瓜子は勢いにまかせてマウントポジションを奪取しようと試みるが、メイに腰をつかまれて、左足を両足ではさみこまれてしまう。
メイも、さすがの反応速度である。瓜子は頭の片隅で感服しながら、あらためて重心を安定させた。
左足を取られたハーフガードだが、まだまだ瓜子が有利なポジションだ。フルガードまで戻されない限り、手を引くつもりはなかった。
メイは瓜子の身を押しやりながら、腰を切っていく。
足を閉じているので完全なエスケープは狙えないはずであるが、まずは瓜子の重心を崩して次の一手に進もうという算段であろう。瓜子は重心の安定を第一に考えつつ、一発のパウンドをメイの顔面に撃ち込んだ。
メイはとっさに顔をそらして衝撃を逃がしたのち、左腕で頭部を守る。
それで瓜子の身を押しやる力が弱まったため、瓜子もいっそう重心を安定させることができた。
しかしメイはまだ腰を切っているし、右腕で瓜子の腰を押している。
一瞬でも油断しならば、一気にフルガードまで戻されてしまいそうだ。瓜子はその事態を回避するべく、右足を大きく開きながら、再びパウンドを叩きつけた。
不十分な体勢であるため、大した威力は望めない。
しかし、瓜子の拳は硬いのだ。序盤で瓜子が味わわされた痛みと懸念が、メイの身に降りかかっているはずであった。
「……開いたぞ!」
と――大歓声の隙間から、立松の声が響きわたる。
メイが、両足を開いたのだ。
そして、瓜子の下にあるメイの肉体が、凄まじい力感を爆発させた。
瓜子は一瞬の判断で身を浮かし、マットについていた足先だけの力で横合いに跳びすさる。
メイはひとりで大きくのけぞってから、瓜子から遠ざかる形で横回転して、立ち上がった。
メイは、足を開くと同時にブリッジして、ポジションの逆転を狙ったのだ。瓜子が同じ場に留まっていたならば、今度はこちらが組み伏せられていたはずであった。

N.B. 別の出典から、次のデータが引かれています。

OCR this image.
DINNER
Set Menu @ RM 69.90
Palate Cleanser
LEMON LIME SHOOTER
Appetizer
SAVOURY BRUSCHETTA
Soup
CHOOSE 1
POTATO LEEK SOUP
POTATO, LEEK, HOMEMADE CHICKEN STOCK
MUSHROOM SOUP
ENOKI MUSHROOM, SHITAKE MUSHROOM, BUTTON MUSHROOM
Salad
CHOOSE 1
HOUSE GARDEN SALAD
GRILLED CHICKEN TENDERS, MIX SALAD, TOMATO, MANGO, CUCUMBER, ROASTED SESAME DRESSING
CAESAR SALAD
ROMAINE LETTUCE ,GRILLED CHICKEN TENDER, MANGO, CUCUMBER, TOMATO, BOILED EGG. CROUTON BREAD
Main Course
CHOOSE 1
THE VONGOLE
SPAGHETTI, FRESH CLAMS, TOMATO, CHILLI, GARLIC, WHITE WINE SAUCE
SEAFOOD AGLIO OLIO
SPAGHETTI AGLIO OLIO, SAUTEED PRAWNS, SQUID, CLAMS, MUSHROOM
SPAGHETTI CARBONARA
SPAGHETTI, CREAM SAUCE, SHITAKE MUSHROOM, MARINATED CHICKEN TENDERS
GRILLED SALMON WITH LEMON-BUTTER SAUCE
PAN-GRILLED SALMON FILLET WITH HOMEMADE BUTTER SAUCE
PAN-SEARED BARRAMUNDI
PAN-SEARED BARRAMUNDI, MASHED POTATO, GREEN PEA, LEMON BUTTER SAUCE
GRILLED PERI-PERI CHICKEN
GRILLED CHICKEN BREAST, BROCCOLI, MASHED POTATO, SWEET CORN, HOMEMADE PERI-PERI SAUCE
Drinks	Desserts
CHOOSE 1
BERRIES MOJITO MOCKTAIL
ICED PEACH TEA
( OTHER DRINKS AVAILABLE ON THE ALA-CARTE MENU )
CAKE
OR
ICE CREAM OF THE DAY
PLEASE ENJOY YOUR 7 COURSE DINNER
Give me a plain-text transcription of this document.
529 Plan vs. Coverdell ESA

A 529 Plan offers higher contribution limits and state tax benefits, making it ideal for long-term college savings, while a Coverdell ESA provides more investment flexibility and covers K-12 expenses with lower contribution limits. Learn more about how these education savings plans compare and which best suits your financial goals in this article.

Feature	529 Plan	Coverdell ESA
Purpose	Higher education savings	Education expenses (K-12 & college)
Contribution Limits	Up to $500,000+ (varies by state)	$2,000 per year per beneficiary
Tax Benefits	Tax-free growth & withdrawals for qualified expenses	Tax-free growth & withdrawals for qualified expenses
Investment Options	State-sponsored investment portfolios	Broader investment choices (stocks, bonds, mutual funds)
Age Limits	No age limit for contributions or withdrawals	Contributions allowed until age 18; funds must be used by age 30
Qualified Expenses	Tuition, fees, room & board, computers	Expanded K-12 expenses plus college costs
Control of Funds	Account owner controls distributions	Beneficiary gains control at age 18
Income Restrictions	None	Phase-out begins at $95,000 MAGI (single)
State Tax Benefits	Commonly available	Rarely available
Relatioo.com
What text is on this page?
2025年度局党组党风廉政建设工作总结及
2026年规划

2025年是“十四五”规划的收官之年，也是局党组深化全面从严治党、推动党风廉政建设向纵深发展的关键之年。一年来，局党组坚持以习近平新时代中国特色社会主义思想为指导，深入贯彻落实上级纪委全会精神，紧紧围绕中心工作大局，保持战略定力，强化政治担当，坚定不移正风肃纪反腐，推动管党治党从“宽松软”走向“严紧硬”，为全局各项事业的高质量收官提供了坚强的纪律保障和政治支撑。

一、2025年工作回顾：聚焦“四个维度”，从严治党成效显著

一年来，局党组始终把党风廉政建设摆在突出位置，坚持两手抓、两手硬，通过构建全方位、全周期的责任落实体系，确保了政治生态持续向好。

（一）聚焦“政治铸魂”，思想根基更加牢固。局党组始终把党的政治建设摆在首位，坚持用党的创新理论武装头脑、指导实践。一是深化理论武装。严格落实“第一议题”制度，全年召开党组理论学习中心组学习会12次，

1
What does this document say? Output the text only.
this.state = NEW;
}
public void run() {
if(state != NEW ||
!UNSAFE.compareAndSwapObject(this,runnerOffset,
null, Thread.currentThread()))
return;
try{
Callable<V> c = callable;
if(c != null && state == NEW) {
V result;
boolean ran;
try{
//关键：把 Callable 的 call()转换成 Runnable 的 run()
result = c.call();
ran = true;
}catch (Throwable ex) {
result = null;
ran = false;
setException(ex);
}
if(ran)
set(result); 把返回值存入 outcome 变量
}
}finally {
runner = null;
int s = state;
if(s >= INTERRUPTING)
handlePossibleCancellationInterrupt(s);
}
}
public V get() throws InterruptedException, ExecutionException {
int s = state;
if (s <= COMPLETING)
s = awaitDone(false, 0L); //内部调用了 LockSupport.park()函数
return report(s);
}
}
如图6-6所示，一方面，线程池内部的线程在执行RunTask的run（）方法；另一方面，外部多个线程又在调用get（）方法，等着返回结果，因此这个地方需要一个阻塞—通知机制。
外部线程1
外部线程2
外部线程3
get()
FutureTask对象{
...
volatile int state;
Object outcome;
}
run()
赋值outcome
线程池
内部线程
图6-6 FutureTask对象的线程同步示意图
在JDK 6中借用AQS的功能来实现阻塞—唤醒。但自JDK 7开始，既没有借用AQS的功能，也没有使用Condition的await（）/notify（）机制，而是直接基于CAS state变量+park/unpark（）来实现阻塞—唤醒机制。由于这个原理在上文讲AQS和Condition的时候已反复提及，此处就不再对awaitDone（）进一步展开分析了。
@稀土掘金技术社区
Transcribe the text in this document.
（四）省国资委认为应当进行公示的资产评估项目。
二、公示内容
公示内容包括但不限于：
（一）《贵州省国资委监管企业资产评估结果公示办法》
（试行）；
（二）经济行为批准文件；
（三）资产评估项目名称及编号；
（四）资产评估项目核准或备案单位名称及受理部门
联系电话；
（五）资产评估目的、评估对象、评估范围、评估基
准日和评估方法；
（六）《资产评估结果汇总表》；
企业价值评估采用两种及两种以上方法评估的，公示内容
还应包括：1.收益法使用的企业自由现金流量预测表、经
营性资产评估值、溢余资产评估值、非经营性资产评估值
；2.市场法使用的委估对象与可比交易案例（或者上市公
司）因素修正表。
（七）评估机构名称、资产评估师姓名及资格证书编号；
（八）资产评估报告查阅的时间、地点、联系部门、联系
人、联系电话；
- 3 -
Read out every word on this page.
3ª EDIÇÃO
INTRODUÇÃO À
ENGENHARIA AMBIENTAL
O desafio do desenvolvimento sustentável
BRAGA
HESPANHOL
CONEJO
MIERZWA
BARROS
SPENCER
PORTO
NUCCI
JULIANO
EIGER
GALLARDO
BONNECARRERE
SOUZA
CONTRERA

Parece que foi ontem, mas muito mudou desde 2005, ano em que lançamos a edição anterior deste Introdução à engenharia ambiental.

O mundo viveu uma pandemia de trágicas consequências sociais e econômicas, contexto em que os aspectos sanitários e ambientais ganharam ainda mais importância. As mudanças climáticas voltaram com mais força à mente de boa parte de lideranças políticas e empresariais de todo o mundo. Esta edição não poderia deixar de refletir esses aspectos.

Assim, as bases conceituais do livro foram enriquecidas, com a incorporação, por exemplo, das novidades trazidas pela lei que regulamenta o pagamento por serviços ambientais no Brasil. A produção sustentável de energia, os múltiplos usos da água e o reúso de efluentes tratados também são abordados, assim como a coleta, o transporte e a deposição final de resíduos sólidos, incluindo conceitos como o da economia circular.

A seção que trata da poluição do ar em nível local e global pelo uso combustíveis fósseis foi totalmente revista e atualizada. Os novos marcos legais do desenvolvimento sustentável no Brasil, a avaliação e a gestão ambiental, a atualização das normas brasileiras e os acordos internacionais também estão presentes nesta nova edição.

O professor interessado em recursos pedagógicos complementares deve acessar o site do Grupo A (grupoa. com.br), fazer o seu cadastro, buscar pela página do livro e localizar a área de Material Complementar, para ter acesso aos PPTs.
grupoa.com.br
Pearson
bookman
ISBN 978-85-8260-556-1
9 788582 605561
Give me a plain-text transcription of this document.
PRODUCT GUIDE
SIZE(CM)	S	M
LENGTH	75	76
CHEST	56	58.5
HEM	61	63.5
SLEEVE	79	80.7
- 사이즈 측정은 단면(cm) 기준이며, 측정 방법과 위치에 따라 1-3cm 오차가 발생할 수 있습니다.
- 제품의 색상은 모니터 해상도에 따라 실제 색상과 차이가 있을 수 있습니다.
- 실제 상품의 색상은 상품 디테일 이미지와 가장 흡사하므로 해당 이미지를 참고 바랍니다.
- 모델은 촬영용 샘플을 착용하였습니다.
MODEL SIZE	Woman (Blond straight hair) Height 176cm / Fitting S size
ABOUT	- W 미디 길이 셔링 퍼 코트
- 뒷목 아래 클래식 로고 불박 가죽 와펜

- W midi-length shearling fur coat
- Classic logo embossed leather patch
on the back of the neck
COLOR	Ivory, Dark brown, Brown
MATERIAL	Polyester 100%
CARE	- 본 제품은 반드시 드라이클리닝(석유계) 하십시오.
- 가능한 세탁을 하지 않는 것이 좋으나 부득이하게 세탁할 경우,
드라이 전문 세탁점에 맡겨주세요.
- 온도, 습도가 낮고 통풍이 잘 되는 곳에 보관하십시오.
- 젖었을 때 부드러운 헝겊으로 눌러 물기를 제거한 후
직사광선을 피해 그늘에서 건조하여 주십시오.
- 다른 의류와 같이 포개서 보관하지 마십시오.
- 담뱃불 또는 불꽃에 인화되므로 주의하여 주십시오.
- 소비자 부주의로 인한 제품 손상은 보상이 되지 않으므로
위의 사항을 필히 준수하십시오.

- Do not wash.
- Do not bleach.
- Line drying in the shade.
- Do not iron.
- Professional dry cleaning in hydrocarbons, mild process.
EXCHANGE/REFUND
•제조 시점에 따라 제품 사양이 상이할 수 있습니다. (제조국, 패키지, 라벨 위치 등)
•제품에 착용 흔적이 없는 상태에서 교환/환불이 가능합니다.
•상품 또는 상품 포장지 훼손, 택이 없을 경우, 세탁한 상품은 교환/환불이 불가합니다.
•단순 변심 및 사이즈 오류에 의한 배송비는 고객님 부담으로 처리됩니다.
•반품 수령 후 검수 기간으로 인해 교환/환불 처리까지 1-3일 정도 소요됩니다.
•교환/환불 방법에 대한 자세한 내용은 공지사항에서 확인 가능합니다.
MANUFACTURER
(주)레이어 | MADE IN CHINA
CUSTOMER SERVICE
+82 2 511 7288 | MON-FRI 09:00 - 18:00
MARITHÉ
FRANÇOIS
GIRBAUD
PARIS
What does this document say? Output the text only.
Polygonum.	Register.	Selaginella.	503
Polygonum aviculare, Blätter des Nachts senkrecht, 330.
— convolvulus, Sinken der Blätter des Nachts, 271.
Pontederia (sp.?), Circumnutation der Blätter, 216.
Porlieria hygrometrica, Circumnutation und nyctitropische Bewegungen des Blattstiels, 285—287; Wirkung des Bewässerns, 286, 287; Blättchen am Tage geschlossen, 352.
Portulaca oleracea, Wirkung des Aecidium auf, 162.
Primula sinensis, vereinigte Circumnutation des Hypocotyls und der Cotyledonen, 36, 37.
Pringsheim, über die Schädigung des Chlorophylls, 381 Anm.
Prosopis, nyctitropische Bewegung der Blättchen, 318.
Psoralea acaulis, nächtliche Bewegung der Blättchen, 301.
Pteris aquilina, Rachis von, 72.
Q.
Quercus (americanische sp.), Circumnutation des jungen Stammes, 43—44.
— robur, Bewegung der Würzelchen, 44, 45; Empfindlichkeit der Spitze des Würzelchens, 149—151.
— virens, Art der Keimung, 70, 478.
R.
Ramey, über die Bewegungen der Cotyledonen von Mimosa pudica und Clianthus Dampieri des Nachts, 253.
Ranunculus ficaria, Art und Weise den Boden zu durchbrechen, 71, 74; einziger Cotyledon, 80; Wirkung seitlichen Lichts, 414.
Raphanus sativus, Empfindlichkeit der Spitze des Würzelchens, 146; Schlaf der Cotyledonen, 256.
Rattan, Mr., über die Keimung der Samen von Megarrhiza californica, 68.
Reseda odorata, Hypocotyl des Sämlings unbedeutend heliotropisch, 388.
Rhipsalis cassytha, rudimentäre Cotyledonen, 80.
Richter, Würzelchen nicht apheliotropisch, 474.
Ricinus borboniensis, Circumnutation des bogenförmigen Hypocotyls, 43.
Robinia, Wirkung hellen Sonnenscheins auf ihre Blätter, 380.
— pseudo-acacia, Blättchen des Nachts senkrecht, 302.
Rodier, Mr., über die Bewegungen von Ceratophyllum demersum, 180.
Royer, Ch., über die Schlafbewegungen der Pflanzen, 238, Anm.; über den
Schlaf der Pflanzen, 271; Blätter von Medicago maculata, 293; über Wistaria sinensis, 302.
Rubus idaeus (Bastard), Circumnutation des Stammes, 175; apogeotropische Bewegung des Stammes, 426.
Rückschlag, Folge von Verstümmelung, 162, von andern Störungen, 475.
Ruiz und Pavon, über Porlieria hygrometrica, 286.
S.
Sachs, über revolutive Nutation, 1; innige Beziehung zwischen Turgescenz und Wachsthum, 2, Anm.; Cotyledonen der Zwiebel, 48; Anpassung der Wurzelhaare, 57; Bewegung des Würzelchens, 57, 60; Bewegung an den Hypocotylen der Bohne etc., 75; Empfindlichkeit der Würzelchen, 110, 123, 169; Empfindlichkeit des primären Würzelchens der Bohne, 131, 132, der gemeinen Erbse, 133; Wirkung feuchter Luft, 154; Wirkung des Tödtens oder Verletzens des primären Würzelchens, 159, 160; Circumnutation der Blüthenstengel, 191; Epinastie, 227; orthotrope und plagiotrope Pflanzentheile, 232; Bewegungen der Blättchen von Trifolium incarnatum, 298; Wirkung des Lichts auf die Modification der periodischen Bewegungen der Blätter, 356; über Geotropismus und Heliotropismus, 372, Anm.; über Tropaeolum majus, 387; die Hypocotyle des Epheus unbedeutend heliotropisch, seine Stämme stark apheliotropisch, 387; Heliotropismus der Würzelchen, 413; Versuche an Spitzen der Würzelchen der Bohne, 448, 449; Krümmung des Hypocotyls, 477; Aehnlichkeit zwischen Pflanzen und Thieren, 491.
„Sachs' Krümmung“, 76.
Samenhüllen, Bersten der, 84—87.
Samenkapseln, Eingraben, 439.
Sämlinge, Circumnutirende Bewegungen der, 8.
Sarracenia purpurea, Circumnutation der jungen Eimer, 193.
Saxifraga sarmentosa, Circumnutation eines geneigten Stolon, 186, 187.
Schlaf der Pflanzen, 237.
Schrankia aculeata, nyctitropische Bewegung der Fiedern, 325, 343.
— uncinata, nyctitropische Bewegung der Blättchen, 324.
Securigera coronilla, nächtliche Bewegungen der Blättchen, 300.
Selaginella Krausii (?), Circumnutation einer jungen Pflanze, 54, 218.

そして、まだしゃがみこんだ状態である瓜子のもとに、メイが猛然と駆け寄ってくる。
瓜子は息を呑みながら、再び横合いに跳躍した。
これまで瓜子が存在した場所に、メイの右足が振りかざされる。
しゃがみこんでいた瓜子の腹を蹴りあげようという、容赦もへったくれもない攻撃であった。
瓜子は背筋をぞくぞくと震わせながら、身を起こす。
そうしておたがいにステップを踏もうとしたタイミングで、ラウンド終了のブザーが響きわたった。
いつの間にか、それだけの時間が経過していたのだ。
瓜子は大きく息をつきながら、腕を下ろす。
メイは何の未練も見せずに、きびすを返したが――最後に見せたその横顔は、とても安らいだ表情を浮かべているように感じられてならなかった。